I have written a program that tries 10,000 perturbations, each of which involves two steps:
Step 2 is the step I'm trying to improve. At present I am "erring on the side of caution" as Tyler D suggests. But I'd like to do better. I can't afford to use genisomage -print-size
because it's too slow. Similarly, I can't tar the files to disk, because on only is it too slow, but a tar file is not the same size as an ISO 9660 image. It's the size of the ISO 9660 image I need to predict. In principle this could be done with complete accuracy, but I don't know how to do it. That's the question.
Note: these files are on a machine with 3TB of hard-drive storage. In all cases the average size of the files is at least 10MB; sometimes it is significantly larger. So it is possible that genisomage
will be fast enough after all, but I doubt it---it appears to work by writing the ISO image to /dev/null, and I can't imagine that will be fast enough when the image size approaches 4.7GB. I don't have access to that machine right now, or when I posted the original question. When I do have access in the evening I will try to get better numbers for the question. But I don't think genisomage
is going to be a good solution---although it might be a good way to learn a model of the filesystem
that tells me how how it works. Knowing that block size is 2KB is already helpful.

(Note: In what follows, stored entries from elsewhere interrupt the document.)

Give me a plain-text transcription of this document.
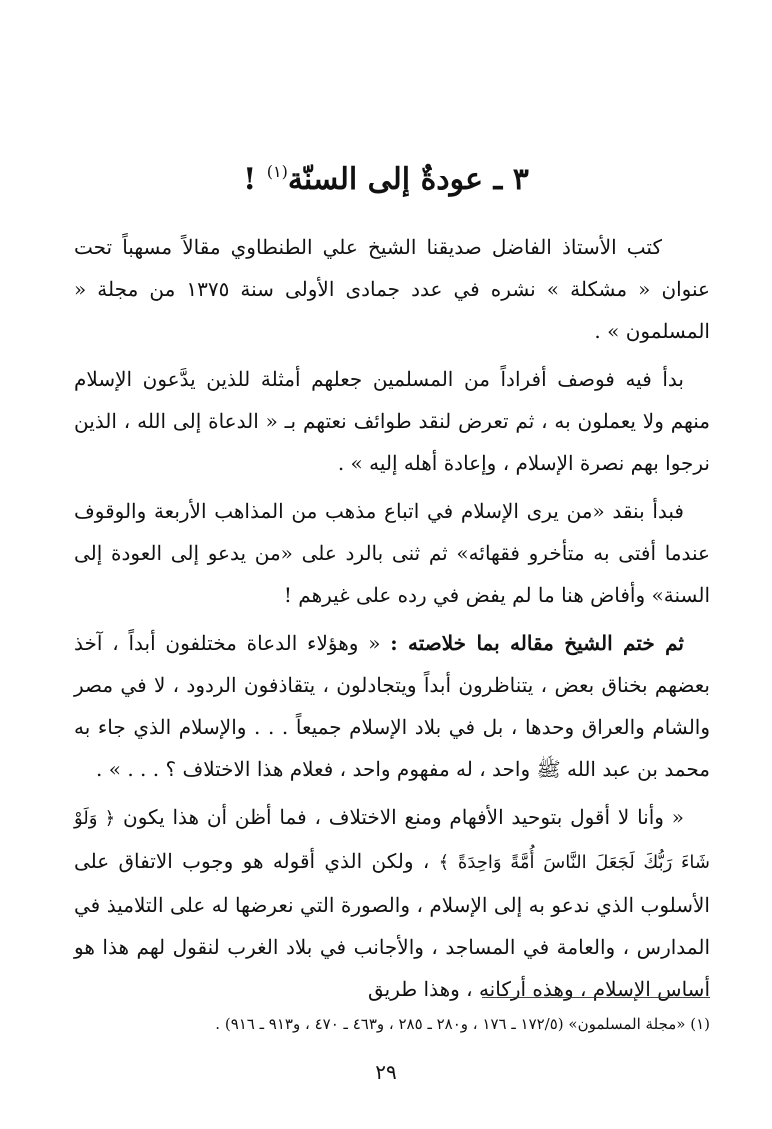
٣ ـ عودةٌ إلى السنّة$^{(١)}$ !

كتب الأستاذ الفاضل صديقنا الشيخ علي الطنطاوي مقالاً مسهباً تحت عنوان « مشكلة » نشره في عدد جمادى الأولى سنة ١٣٧٥ من مجلة « المسلمون » .

بدأ فيه فوصف أفراداً من المسلمين جعلهم أمثلة للذين يدَّعون الإسلام منهم ولا يعملون به ، ثم تعرض لنقد طوائف نعتهم بـ « الدعاة إلى الله ، الذين نرجوا بهم نصرة الإسلام ، وإعادة أهله إليه » .

فبدأ بنقد «من يرى الإسلام في اتباع مذهب من المذاهب الأربعة والوقوف عندما أفتى به متأخرو فقهائه» ثم ثنى بالرد على «من يدعو إلى العودة إلى السنة» وأفاض هنا ما لم يفض في رده على غيرهم !

ثم ختم الشيخ مقاله بما خلاصته : « وهؤلاء الدعاة مختلفون أبداً ، آخذ بعضهم بخناق بعض ، يتناظرون أبداً ويتجادلون ، يتقاذفون الردود ، لا في مصر والشام والعراق وحدها ، بل في بلاد الإسلام جميعاً . . . والإسلام الذي جاء به محمد بن عبد الله ﷺ واحد ، له مفهوم واحد ، فعلام هذا الاختلاف ؟ . . . » .

« وأنا لا أقول بتوحيد الأفهام ومنع الاختلاف ، فما أظن أن هذا يكون ﴿ وَلَوْ شَاءَ رَبُّكَ لَجَعَلَ النَّاسَ أُمَّةً وَاحِدَةً ﴾ ، ولكن الذي أقوله هو وجوب الاتفاق على الأسلوب الذي ندعو به إلى الإسلام ، والصورة التي نعرضها له على التلاميذ في المدارس ، والعامة في المساجد ، والأجانب في بلاد الغرب لنقول لهم هذا هو أساس الإسلام ، وهذه أركانه ، وهذا طريق

(١) «مجلة المسلمون» (١٧٢/٥ ـ ١٧٦ ، و٢٨٠ ـ ٢٨٥ ، و٤٦٣ ـ ٤٧٠ ، و٩١٣ ـ ٩١٦) .
٢٩
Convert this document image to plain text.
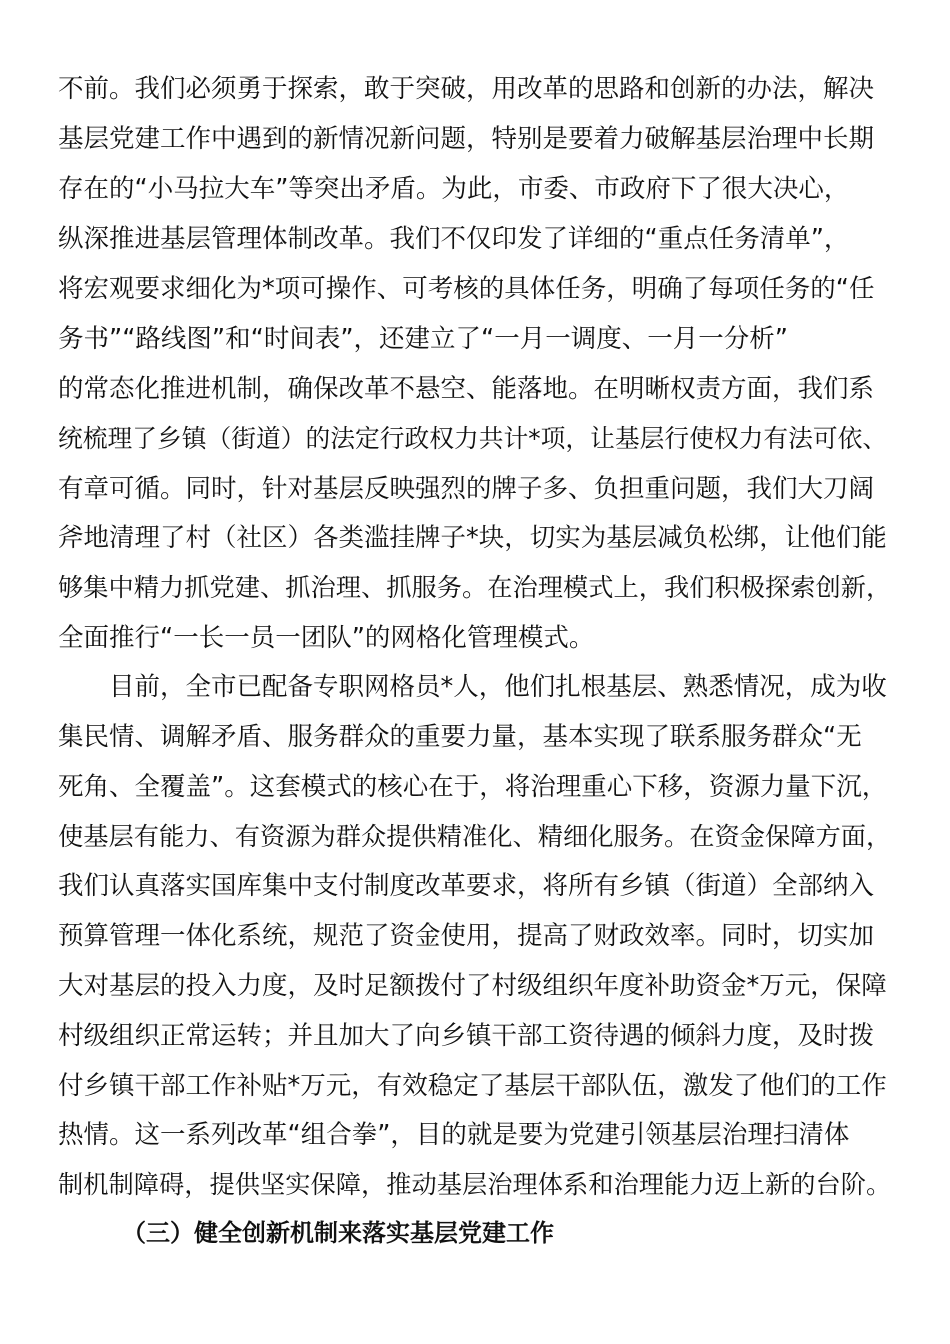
不前。我们必须勇于探索，敢于突破，用改革的思路和创新的办法，解决
基层党建工作中遇到的新情况新问题，特别是要着力破解基层治理中长期
存在的“小马拉大车”等突出矛盾。为此，市委、市政府下了很大决心，
纵深推进基层管理体制改革。我们不仅印发了详细的“重点任务清单”，
将宏观要求细化为*项可操作、可考核的具体任务，明确了每项任务的“任
务书”“路线图”和“时间表”，还建立了“一月一调度、一月一分析”
的常态化推进机制，确保改革不悬空、能落地。在明晰权责方面，我们系
统梳理了乡镇（街道）的法定行政权力共计*项，让基层行使权力有法可依、
有章可循。同时，针对基层反映强烈的牌子多、负担重问题，我们大刀阔
斧地清理了村（社区）各类滥挂牌子*块，切实为基层减负松绑，让他们能
够集中精力抓党建、抓治理、抓服务。在治理模式上，我们积极探索创新，
全面推行“一长一员一团队”的网格化管理模式。
　　目前，全市已配备专职网格员*人，他们扎根基层、熟悉情况，成为收
集民情、调解矛盾、服务群众的重要力量，基本实现了联系服务群众“无
死角、全覆盖”。这套模式的核心在于，将治理重心下移，资源力量下沉，
使基层有能力、有资源为群众提供精准化、精细化服务。在资金保障方面，
我们认真落实国库集中支付制度改革要求，将所有乡镇（街道）全部纳入
预算管理一体化系统，规范了资金使用，提高了财政效率。同时，切实加
大对基层的投入力度，及时足额拨付了村级组织年度补助资金*万元，保障
村级组织正常运转；并且加大了向乡镇干部工资待遇的倾斜力度，及时拨
付乡镇干部工作补贴*万元，有效稳定了基层干部队伍，激发了他们的工作
热情。这一系列改革“组合拳”，目的就是要为党建引领基层治理扫清体
制机制障碍，提供坚实保障，推动基层治理体系和治理能力迈上新的台阶。
（三）健全创新机制来落实基层党建工作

It may also be useful to know that files in the same directory are burned to the samae DVD, which simplifies the search. I want access to the files directly, which rules out tar-before-burning. (Most files are audio or video, which means there's no point in trying to hit them with gzip
.)
Thanks for the detailed update. I'm satisfied that your current bin-packing strategy is pretty efficient.
As to the question, "Exactly how much overhead does an ISO 9660 filesystem pack on for n files totalling b bytes?" there are only 2 possible answers:
Actually, there is a third answer:
(3) You don't really care about using every last byte on each DVD. In that case, grab a small representative handful of files of different sizes (say 5), pad them till they are multiples of 2048 bytes, and put all 2^5 possible subsets through genisoimage -print-size
. Then fit the equation nx + y = iso_size - total_input_size on that dataset, where n = number of files in a given run, to find x, which is the number of bytes of overhead per file, and y, which is the constant amount of overhead (the size of an ISO 9660 filesystem containing no files). Round x and y up and use that formula to estimate your ISO filesystem sizes for a given set of files. For safety, make sure you use the longest filenames that appear anywhere in your collection for the test filenames, and put each one under a separate directory hierarchy that is as deep as the deepest hierarchy in your collection.